Algorithm misuse can lead to discrimination
Nick Schmidt [00:07:14]:
There’s ways that you can use them that are, are discriminatory, that using building an algorithm for one purpose, and then using it for another is is Potentially highly discriminatory. And there was one example that I think is really good of a algorithm that predicted health care costs, And it’s totally reasonable for an insurance company or someone else to want to understand what someone is going likely to spend over the next, You know, year or 2 years or whatever it is. That they that way, they can find have their financial models be appropriate. But, some brilliant people figured out that, hey. We could use this algorithm that predicts future costs to predict health outcomes. And, the problem is is that after the Tuskegee experiment in that was up to the 19 seventies where, African American men were intentionally injected with syphilis by doctors in the United States. When that came out in the public, African American visits to primary care physicians dropped by 26%. What that means is that and and that had that trend has continued, by
Jordan Wilson [00:08:33]:
Nick Schmidt [00:08:33]:
And what that means is that health care spending for African Americans is much lower than that of whites or or nonblacks. And so, if you’re using prior spending to predict future health outcomes. You’re ultimately going to be really underestimating how sick black people are, And so you’re going to say that they’re not nearly as sick as they are and not give them the treatment they need.
Jordan Wilson [00:09:03]:
You know, it’s that’s a great, example that you bring up because it does seem like. You know? And I’ve even kind of seen this firsthand on more, you know, widely available models, but it seems like there is always discrimination, against certain populations of people. Like, as an example, if you ask for you know, every single week, we We put out a a recap of AI news, and we use AI image generators. So if, we’re asking for a a tech CEO, And it seems like it always almost always gives you, you know, mid forties white guy. Right? So so maybe why is there always this this maybe bias, or trends that that keep showing up in in different models against certain populations.
Nick Schmidt [00:09:48]:
It’s you know, in that example, it’s a lot of Problem is the input data. I mean, if you look at tech CEOs in the US right now, there’s a lot of White men in their forties, most likely. And so when you train the data or train the model on that data, that’s what you’re going to get out. And what that means is if you want to change those results, and and the important thing about that is is that by By changing those results, you potentially change the future. You could make a more equitable future. To change those, you have to really understand what the algorithm’s doing and make interventions in it that will make a fairer output.
Jordan Wilson [00:10:35]:
Yeah. It’s it’s a good it’s a good point. I mean, how how then, can AI models find that right Balance, right, of of, you know, kind of, maybe showcasing cultural norms, but at the same time, being Inclusive, equitable, and and and truly showing diversity that exists. You know? And maybe not just thinking of image generators. Right? I know that’s a very small use case. But even in, you know, I think if you’re using a large language model to write content and you have it write you a story, I think you’ll probably see a lot of those same trends and story lines. So How do you find or how can models find that balance?
Nick Schmidt [00:11:16]:
So there’s actually a legal framework already that I I think is really good for in the conversation, particularly academic conversation around Fair AI, people are very, Binary about it. It’s either you shouldn’t have to do anything. The data’s the data. The model’s the model. Just deal with it. Or it’s, you have to make everything completely equitable and fair. And while that would be nice, it’s Oftentimes not realistic. And there’s a legal framework within the US that’s actually quite good for defining the boundaries.

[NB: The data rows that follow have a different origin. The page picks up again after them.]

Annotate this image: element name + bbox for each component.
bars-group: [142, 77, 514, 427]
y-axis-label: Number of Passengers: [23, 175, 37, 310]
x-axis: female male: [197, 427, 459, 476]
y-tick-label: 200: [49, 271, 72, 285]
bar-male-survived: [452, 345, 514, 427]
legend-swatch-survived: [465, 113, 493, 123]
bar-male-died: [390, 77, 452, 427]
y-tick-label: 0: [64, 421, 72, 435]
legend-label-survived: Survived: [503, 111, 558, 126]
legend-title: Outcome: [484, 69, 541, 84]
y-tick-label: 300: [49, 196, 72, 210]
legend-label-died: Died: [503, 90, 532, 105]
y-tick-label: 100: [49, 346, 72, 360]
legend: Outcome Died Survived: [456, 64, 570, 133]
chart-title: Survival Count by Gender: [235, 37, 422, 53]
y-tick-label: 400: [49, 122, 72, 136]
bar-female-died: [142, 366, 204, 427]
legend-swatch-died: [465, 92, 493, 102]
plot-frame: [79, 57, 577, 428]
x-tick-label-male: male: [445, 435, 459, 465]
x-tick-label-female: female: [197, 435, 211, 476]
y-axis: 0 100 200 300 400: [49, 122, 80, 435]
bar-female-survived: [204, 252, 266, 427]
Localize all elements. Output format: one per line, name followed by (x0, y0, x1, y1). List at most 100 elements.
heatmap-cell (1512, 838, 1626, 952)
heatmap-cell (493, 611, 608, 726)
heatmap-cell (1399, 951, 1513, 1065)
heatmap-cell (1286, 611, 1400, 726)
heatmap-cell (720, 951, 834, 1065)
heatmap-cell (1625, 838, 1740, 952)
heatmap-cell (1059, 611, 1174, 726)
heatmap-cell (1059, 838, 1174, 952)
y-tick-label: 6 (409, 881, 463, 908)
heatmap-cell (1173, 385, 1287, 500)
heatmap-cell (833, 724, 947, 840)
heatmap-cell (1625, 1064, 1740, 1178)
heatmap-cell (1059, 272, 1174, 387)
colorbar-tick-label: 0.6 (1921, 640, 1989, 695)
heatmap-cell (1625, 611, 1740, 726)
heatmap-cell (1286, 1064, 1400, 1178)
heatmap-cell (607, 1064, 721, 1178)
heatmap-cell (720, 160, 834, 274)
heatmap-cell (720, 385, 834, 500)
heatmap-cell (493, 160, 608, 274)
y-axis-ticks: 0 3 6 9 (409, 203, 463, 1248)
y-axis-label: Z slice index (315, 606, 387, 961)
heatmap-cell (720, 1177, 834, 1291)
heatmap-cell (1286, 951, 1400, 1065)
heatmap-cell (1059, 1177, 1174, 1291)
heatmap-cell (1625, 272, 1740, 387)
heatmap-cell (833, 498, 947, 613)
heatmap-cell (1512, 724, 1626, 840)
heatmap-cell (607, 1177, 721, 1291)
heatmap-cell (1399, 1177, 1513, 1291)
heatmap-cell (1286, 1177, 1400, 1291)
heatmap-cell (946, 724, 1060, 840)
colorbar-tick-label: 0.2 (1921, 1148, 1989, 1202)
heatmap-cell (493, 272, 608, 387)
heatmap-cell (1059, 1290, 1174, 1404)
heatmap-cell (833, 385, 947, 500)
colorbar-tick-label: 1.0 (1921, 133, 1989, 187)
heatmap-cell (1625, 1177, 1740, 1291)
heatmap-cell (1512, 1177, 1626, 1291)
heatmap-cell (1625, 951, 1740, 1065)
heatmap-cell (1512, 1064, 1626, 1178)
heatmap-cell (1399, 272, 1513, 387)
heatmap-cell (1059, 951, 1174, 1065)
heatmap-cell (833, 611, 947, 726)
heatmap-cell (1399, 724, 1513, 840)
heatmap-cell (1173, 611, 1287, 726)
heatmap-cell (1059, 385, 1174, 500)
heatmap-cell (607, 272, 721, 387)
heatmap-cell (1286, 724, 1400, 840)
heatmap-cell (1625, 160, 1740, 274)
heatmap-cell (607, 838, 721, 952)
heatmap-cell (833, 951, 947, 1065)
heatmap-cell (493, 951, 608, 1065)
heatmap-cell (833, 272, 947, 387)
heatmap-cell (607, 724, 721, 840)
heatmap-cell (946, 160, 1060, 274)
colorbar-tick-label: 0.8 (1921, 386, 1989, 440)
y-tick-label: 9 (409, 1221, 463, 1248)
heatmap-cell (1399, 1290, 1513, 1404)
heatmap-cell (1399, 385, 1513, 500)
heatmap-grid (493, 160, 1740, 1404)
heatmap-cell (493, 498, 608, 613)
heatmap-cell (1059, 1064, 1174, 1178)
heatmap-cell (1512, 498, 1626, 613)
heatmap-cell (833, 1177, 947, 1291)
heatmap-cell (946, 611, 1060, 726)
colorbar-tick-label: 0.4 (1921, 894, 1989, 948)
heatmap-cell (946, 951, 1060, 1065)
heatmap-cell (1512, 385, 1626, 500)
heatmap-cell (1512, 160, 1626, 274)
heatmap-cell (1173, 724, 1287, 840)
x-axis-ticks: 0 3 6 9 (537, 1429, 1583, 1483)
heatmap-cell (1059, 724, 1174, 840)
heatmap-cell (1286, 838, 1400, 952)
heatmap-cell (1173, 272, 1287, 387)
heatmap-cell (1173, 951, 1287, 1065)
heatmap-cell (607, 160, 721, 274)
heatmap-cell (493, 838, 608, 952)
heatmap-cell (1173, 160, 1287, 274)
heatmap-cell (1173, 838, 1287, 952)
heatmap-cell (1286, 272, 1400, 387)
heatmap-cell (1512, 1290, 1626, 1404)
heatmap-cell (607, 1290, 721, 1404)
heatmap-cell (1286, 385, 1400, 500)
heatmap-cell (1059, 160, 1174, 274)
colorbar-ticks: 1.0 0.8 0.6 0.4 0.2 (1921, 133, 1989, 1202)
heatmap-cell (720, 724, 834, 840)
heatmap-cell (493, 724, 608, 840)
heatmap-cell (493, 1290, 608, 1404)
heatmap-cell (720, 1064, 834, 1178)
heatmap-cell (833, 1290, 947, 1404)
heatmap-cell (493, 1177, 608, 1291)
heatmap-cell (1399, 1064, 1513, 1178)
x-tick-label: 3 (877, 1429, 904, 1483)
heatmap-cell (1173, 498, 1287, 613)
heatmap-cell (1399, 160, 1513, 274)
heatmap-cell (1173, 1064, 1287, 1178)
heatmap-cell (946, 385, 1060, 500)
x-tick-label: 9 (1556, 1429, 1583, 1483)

3-step burden shifting process to address discrimination
Nick Schmidt [00:11:54]:
And the idea of it, the background of it is that, and it’s called the 3 step burdens burden shifting process. And The idea of it is, as you say, is the algorithm causing discrimination. And if it’s intentional discrimination, then you have to do something about it. But if it’s unintentional discrimination, then you move on to a next step, which is, does the model have a valid business justification? If you are an artist using, generative AI, you probably have you may have a valid justification. You know? If I’m trying to write a memo, I’m not a very good writer, so I have a valid justification for using generative AI to make my my memos actually look good. But the, you know, credit model, for example, you know, which is perhaps a more realistic one. It’s like a bank Has a justification for building a good credit model. And if they’re just giving out loans randomly, They’re gonna lose money or go bankrupt.
Nick Schmidt [00:12:59]:
So that’s the 2nd stage. And then the 3rd stage, and this really gets into what you were talking about, is, The the company has the responsibility to see if it can generate a fair model that still meets their business needs. And so this breaks away from the, that dichotomy of You shouldn’t have to do anything to we have to completely, throw out the algorithm or make everything entirely equitable To just can we do better and how much can we do better. And I think that that framework is really what people should try to apply.
Jordan Wilson [00:13:38]:
Yeah. It’s some great, practical advice there for sure. So, quick quick Question here, and I love this, Mabrit. Thank you for your question. And if you do have other questions for Nick, make sure to get them in. So Mabrit asking, I wonder if it only has bias because AI uses essentially everything from the Internet. Right? And those sources have bias. And AI has a bias by making assumptions.
Jordan Wilson [00:14:02]:
Super curious how it works. So is is that maybe why it is? Because these models are Trained on essentially the entire existence of the Internet and more. Right? Is that why these biases play out in the end because the Internet is an ugly biased place?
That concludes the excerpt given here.